Noah frowned. Why was she was being so stubborn? Her mother wouldn’t have argued. Avery Jacobson would have grabbed her bag and been over at his house, living it up like she owned the place.
Perhaps he should leave her. Maybe she wouldn’t freeze, but she’d have a very uncomfortable night. And if she was going to be so stubborn, perhaps she might even learn something from it.
He took in her ash-stained face and damp clothing once again.
Nope. He couldn’t do it. He didn’t like the thought of her being cold and hungry, and him right next door in his warm house, doing nothing to help her.
He wasn’t good with people so he wasn’t sure what to say to convince her to come with him, so he simply moved over to the chair where her bag sat and picked it up, masking his surprise at how light it was, given she was supposed to be staying here for an entire season.
Her eyes widened. “Hey, what are you doing? Put that down.”

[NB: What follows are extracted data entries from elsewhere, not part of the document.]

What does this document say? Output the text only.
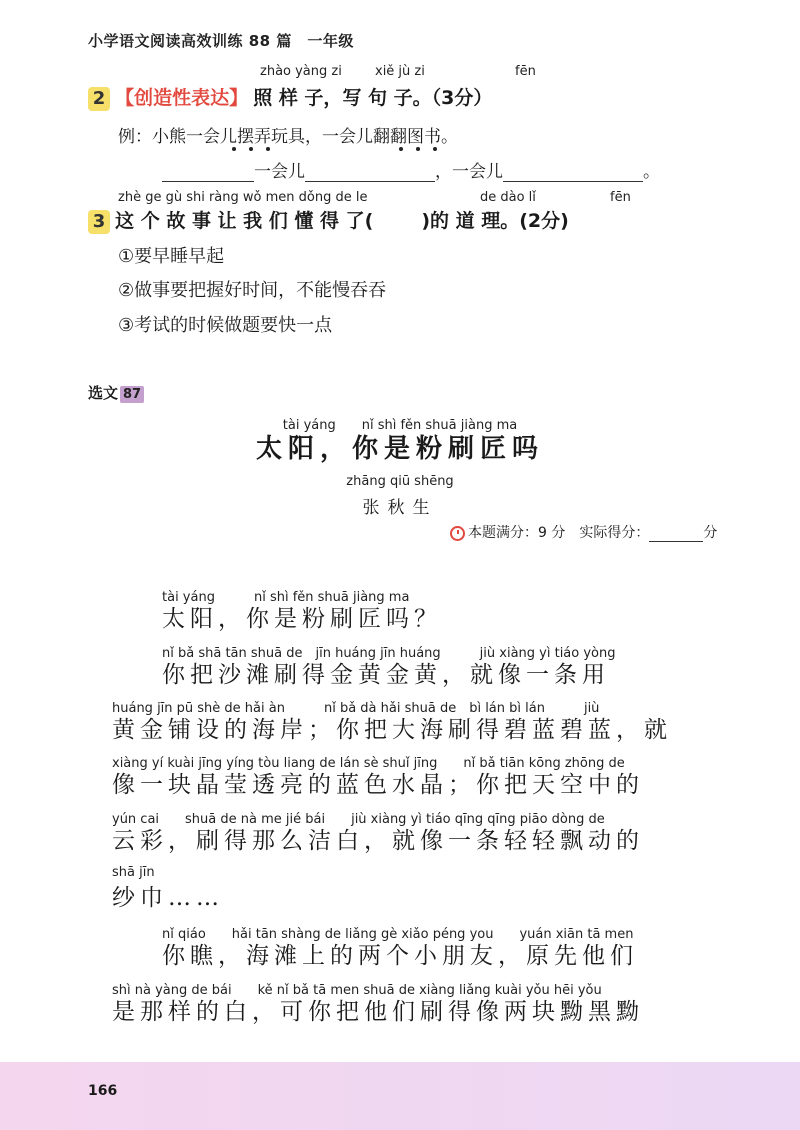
小学语文阅读高效训练 88 篇　一年级
zhào yàng zi	xiě jù zi	fēn
2 【创造性表达】 照 样 子，写 句 子。（3分）
例：小熊一会儿摆弄玩具，一会儿翻翻图书。
一会儿	，一会儿	。
zhè ge gù shi ràng wǒ men dǒng de le	de dào lǐ	fēn
3 这 个 故 事 让 我 们 懂 得 了(	)的 道 理。(2分)
①要早睡早起
②做事要把握好时间，不能慢吞吞
③考试的时候做题要快一点
选文 87
tài yáng　　nǐ shì fěn shuā jiàng ma
太阳，你是粉刷匠吗
zhāng qiū shēng
张秋生
本题满分：9 分　实际得分：	分
tài yáng　　　nǐ shì fěn shuā jiàng ma
太阳，你是粉刷匠吗？
nǐ bǎ shā tān shuā de　jīn huáng jīn huáng　　　jiù xiàng yì tiáo yòng
你把沙滩刷得金黄金黄，就像一条用
huáng jīn pū shè de hǎi àn　　　nǐ bǎ dà hǎi shuā de　bì lán bì lán　　　jiù
黄金铺设的海岸；你把大海刷得碧蓝碧蓝，就
xiàng yí kuài jīng yíng tòu liang de lán sè shuǐ jīng　　nǐ bǎ tiān kōng zhōng de
像一块晶莹透亮的蓝色水晶；你把天空中的
yún cai　　shuā de nà me jié bái　　jiù xiàng yì tiáo qīng qīng piāo dòng de
云彩，刷得那么洁白，就像一条轻轻飘动的
shā jīn
纱巾……
nǐ qiáo　　hǎi tān shàng de liǎng gè xiǎo péng you　　yuán xiān tā men
你瞧，海滩上的两个小朋友，原先他们
shì nà yàng de bái　　kě nǐ bǎ tā men shuā de xiàng liǎng kuài yǒu hēi yǒu
是那样的白，可你把他们刷得像两块黝黑黝
166
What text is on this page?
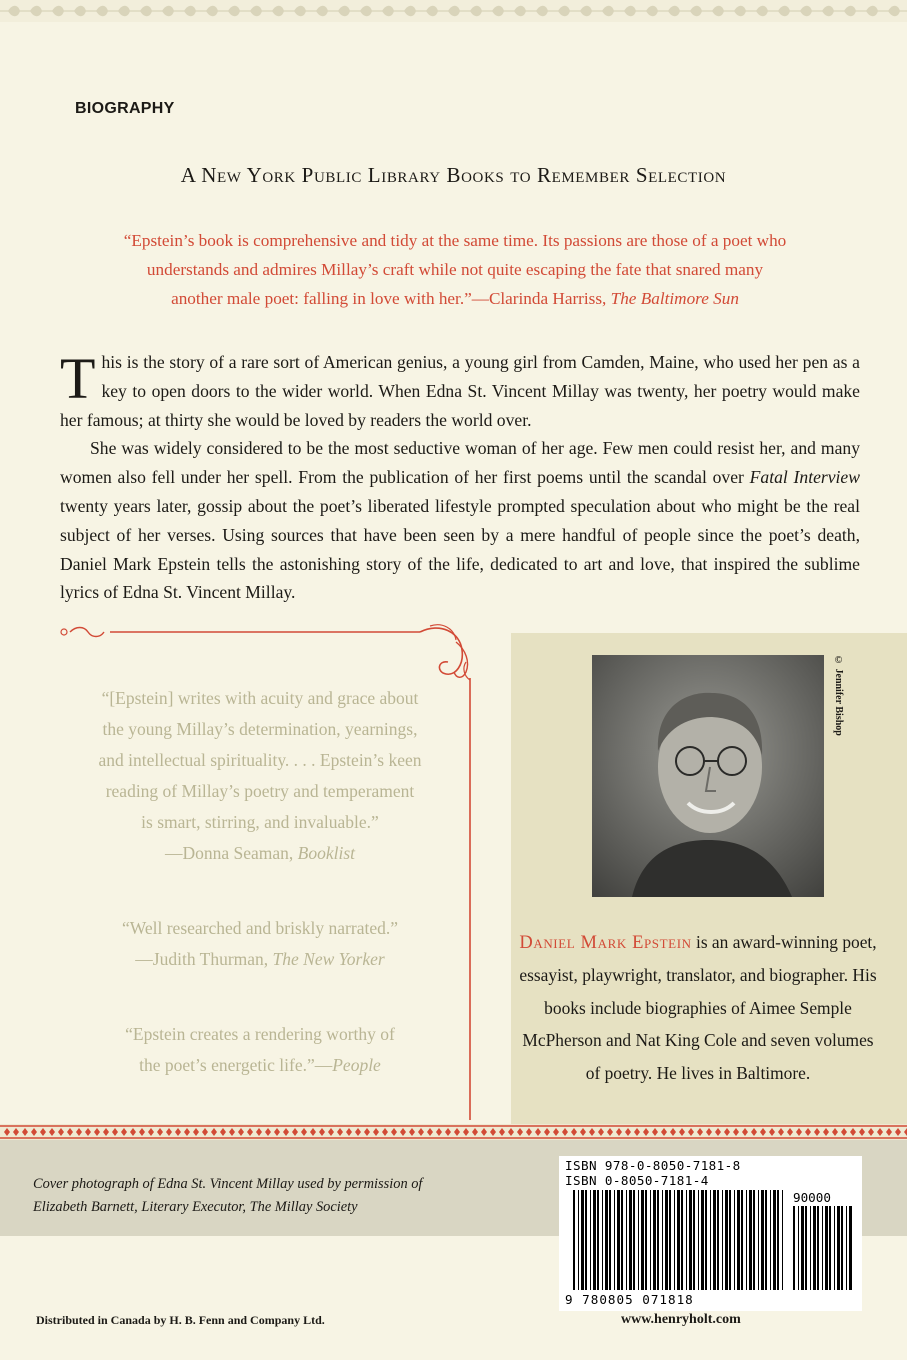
BIOGRAPHY
A New York Public Library Books to Remember Selection
“Epstein’s book is comprehensive and tidy at the same time. Its passions are those of a poet who
understands and admires Millay’s craft while not quite escaping the fate that snared many
another male poet: falling in love with her.”—Clarinda Harriss, The Baltimore Sun

This is the story of a rare sort of American genius, a young girl from Camden, Maine, who used her pen as a key to open doors to the wider world. When Edna St. Vincent Millay was twenty, her poetry would make her famous; at thirty she would be loved by readers the world over.

She was widely considered to be the most seductive woman of her age. Few men could resist her, and many women also fell under her spell. From the publication of her first poems until the scandal over Fatal Interview twenty years later, gossip about the poet’s liberated lifestyle prompted speculation about who might be the real subject of her verses. Using sources that have been seen by a mere handful of people since the poet’s death, Daniel Mark Epstein tells the astonishing story of the life, dedicated to art and love, that inspired the sublime lyrics of Edna St. Vincent Millay.

“[Epstein] writes with acuity and grace about
the young Millay’s determination, yearnings,
and intellectual spirituality. . . . Epstein’s keen
reading of Millay’s poetry and temperament
is smart, stirring, and invaluable.”
—Donna Seaman, Booklist
“Well researched and briskly narrated.”
—Judith Thurman, The New Yorker
“Epstein creates a rendering worthy of
the poet’s energetic life.”—People
© Jennifer Bishop
Daniel Mark Epstein is an award-winning poet, essayist, playwright, translator, and biographer. His books include biographies of Aimee Semple McPherson and Nat King Cole and seven volumes of poetry. He lives in Baltimore.
Cover photograph of Edna St. Vincent Millay used by permission of
Elizabeth Barnett, Literary Executor, The Millay Society
ISBN 978-0-8050-7181-8
ISBN 0-8050-7181-4
90000
9 780805 071818
Distributed in Canada by H. B. Fenn and Company Ltd.	www.henryholt.com
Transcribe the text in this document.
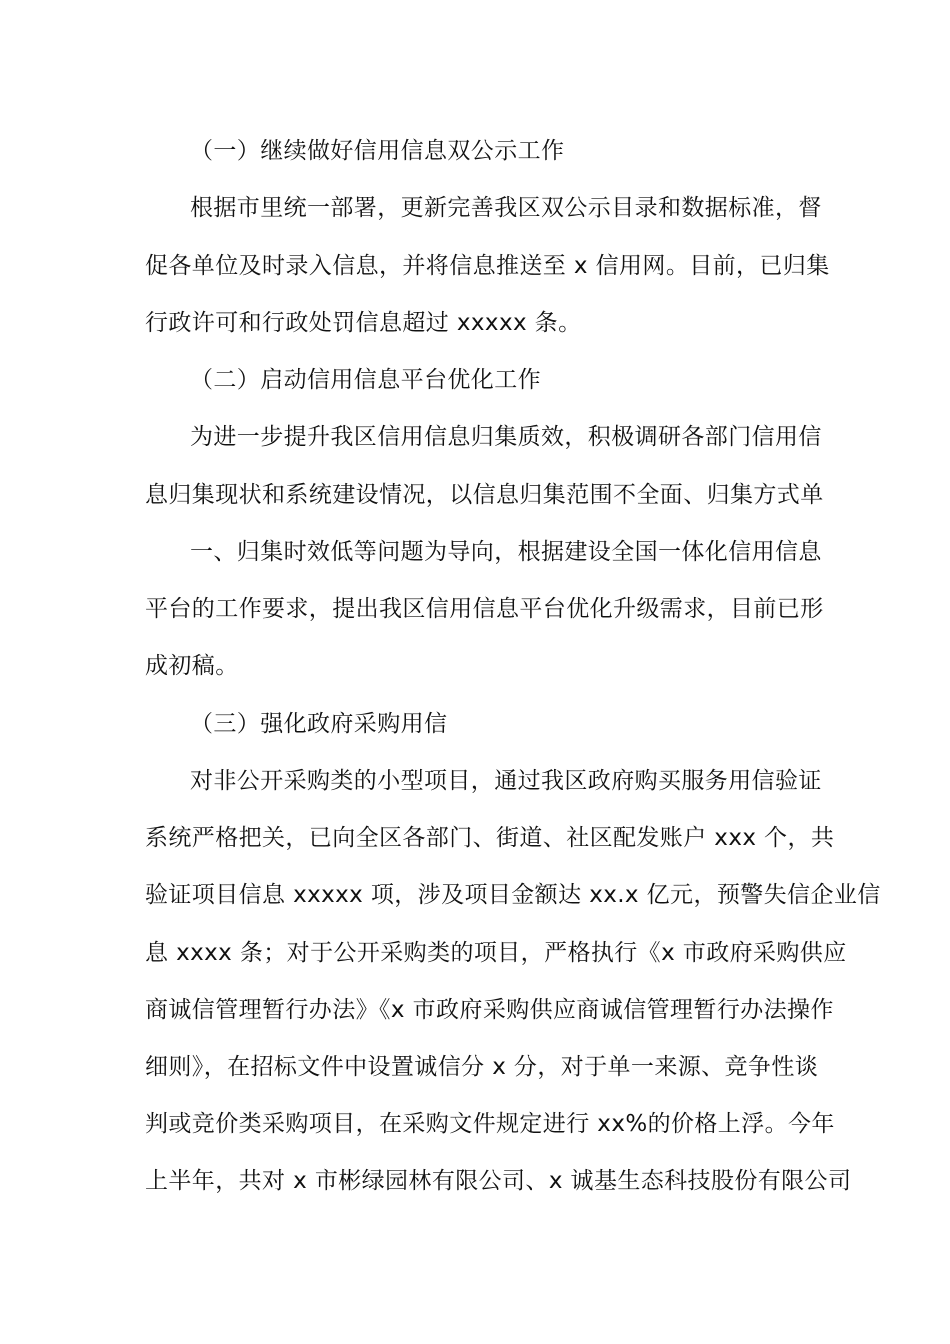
（一）继续做好信用信息双公示工作
根据市里统一部署，更新完善我区双公示目录和数据标准，督
促各单位及时录入信息，并将信息推送至 x 信用网。目前，已归集
行政许可和行政处罚信息超过 xxxxx 条。
（二）启动信用信息平台优化工作
为进一步提升我区信用信息归集质效，积极调研各部门信用信
息归集现状和系统建设情况，以信息归集范围不全面、归集方式单
一、归集时效低等问题为导向，根据建设全国一体化信用信息
平台的工作要求，提出我区信用信息平台优化升级需求，目前已形
成初稿。
（三）强化政府采购用信
对非公开采购类的小型项目，通过我区政府购买服务用信验证
系统严格把关，已向全区各部门、街道、社区配发账户 xxx 个，共
验证项目信息 xxxxx 项，涉及项目金额达 xx.x 亿元，预警失信企业信
息 xxxx 条；对于公开采购类的项目，严格执行《x 市政府采购供应
商诚信管理暂行办法》《x 市政府采购供应商诚信管理暂行办法操作
细则》，在招标文件中设置诚信分 x 分，对于单一来源、竞争性谈
判或竞价类采购项目，在采购文件规定进行 xx%的价格上浮。今年
上半年，共对 x 市彬绿园林有限公司、x 诚基生态科技股份有限公司
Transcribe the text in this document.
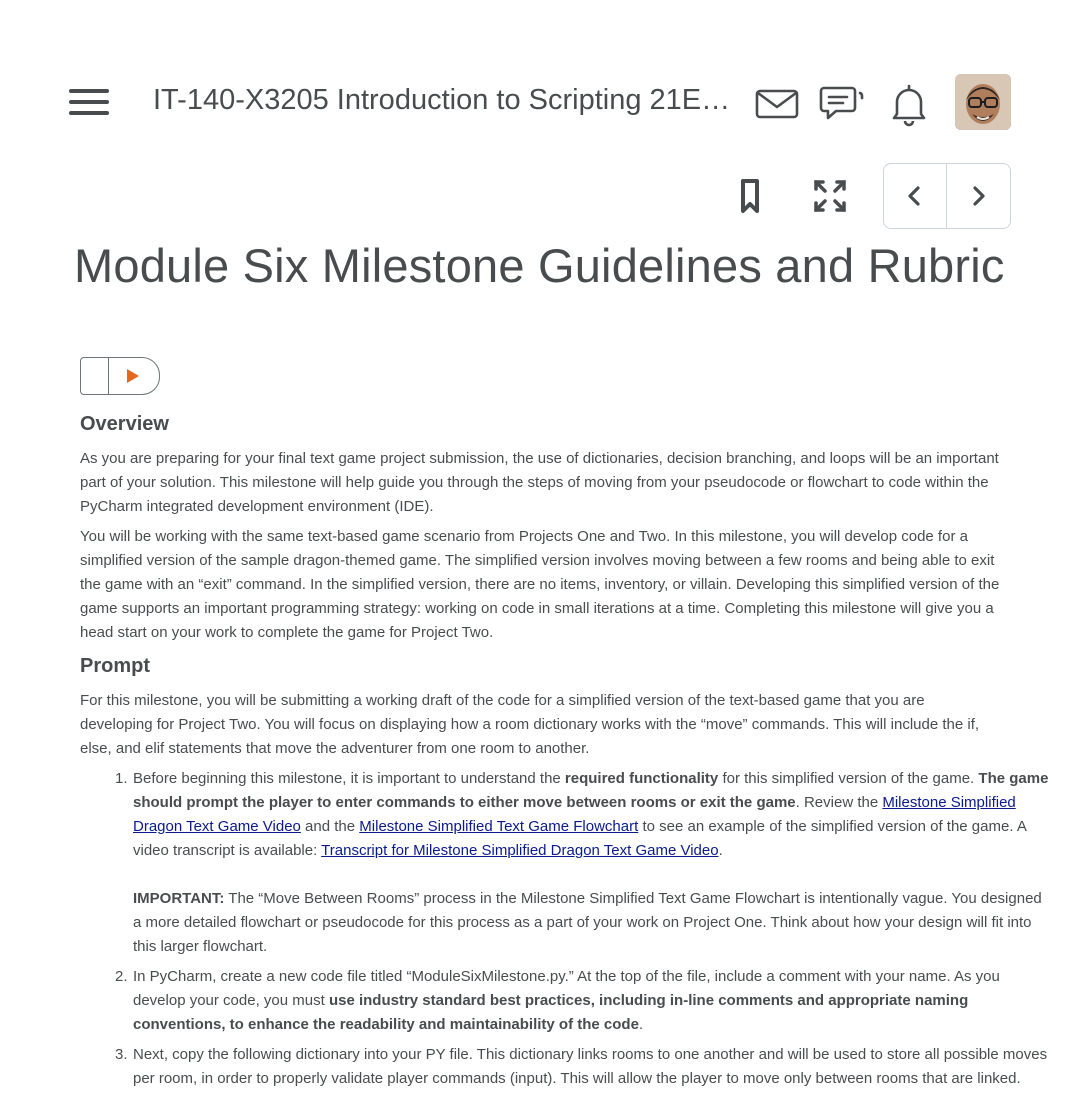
IT-140-X3205 Introduction to Scripting 21E…
Module Six Milestone Guidelines and Rubric
Overview

As you are preparing for your final text game project submission, the use of dictionaries, decision branching, and loops will be an important part of your solution. This milestone will help guide you through the steps of moving from your pseudocode or flowchart to code within the PyCharm integrated development environment (IDE).

You will be working with the same text-based game scenario from Projects One and Two. In this milestone, you will develop code for a simplified version of the sample dragon-themed game. The simplified version involves moving between a few rooms and being able to exit the game with an “exit” command. In the simplified version, there are no items, inventory, or villain. Developing this simplified version of the game supports an important programming strategy: working on code in small iterations at a time. Completing this milestone will give you a head start on your work to complete the game for Project Two.

Prompt

For this milestone, you will be submitting a working draft of the code for a simplified version of the text-based game that you are developing for Project Two. You will focus on displaying how a room dictionary works with the “move” commands. This will include the if, else, and elif statements that move the adventurer from one room to another.

1. Before beginning this milestone, it is important to understand the required functionality for this simplified version of the game. The game should prompt the player to enter commands to either move between rooms or exit the game. Review the Milestone Simplified Dragon Text Game Video and the Milestone Simplified Text Game Flowchart to see an example of the simplified version of the game. A video transcript is available: Transcript for Milestone Simplified Dragon Text Game Video.
IMPORTANT: The “Move Between Rooms” process in the Milestone Simplified Text Game Flowchart is intentionally vague. You designed a more detailed flowchart or pseudocode for this process as a part of your work on Project One. Think about how your design will fit into this larger flowchart.
2. In PyCharm, create a new code file titled “ModuleSixMilestone.py.” At the top of the file, include a comment with your name. As you develop your code, you must use industry standard best practices, including in-line comments and appropriate naming conventions, to enhance the readability and maintainability of the code.
3. Next, copy the following dictionary into your PY file. This dictionary links rooms to one another and will be used to store all possible moves per room, in order to properly validate player commands (input). This will allow the player to move only between rooms that are linked.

“No.” He threw the bag over his shoulder and headed back to the front door. “Come on. We can have this discussion at my place. I’m getting cold.”
He could feel her astonished gaze following him, but he ignored it, stepping straight through the open front door and onto the porch.
Then he turned around to find her standing in the doorway, staring at him in outrage. “Are you coming or what?”
“No. Are you insane?”
“If you don’t want to walk, I could carry you.” He meant it, too, though why that thought sent a shot of heat through him, he didn’t know.
“Oh, my God, no,” she muttered, her gaze flickering to his shoulders, then away.
She’d done that in the hallway just before, too. Was she checking him out?
The tight thing in his chest shifted, moving lower, becoming a different sort of feeling altogether.
Noah shoved it away. It had been a while since he’d allowed himself female company, and when he did, he preferred women who were passing through town, who weren’t staying and didn’t want anything more from him, because he wasn’t in a position to give anyone anything.
He was done with seeing to another person’s needs. He’d been doing it all his life and he was done. And he had a feeling, looking at Bella Jacobson standing in front of him now, that she was a woman who might turn out to be an endless dark well of need.
Just like her mother.
Irritated for no good reason, Noah turned around. “If you want your bag, you’re going to have to come and get it,” he said over his shoulder.
And headed down the porch steps to the gate.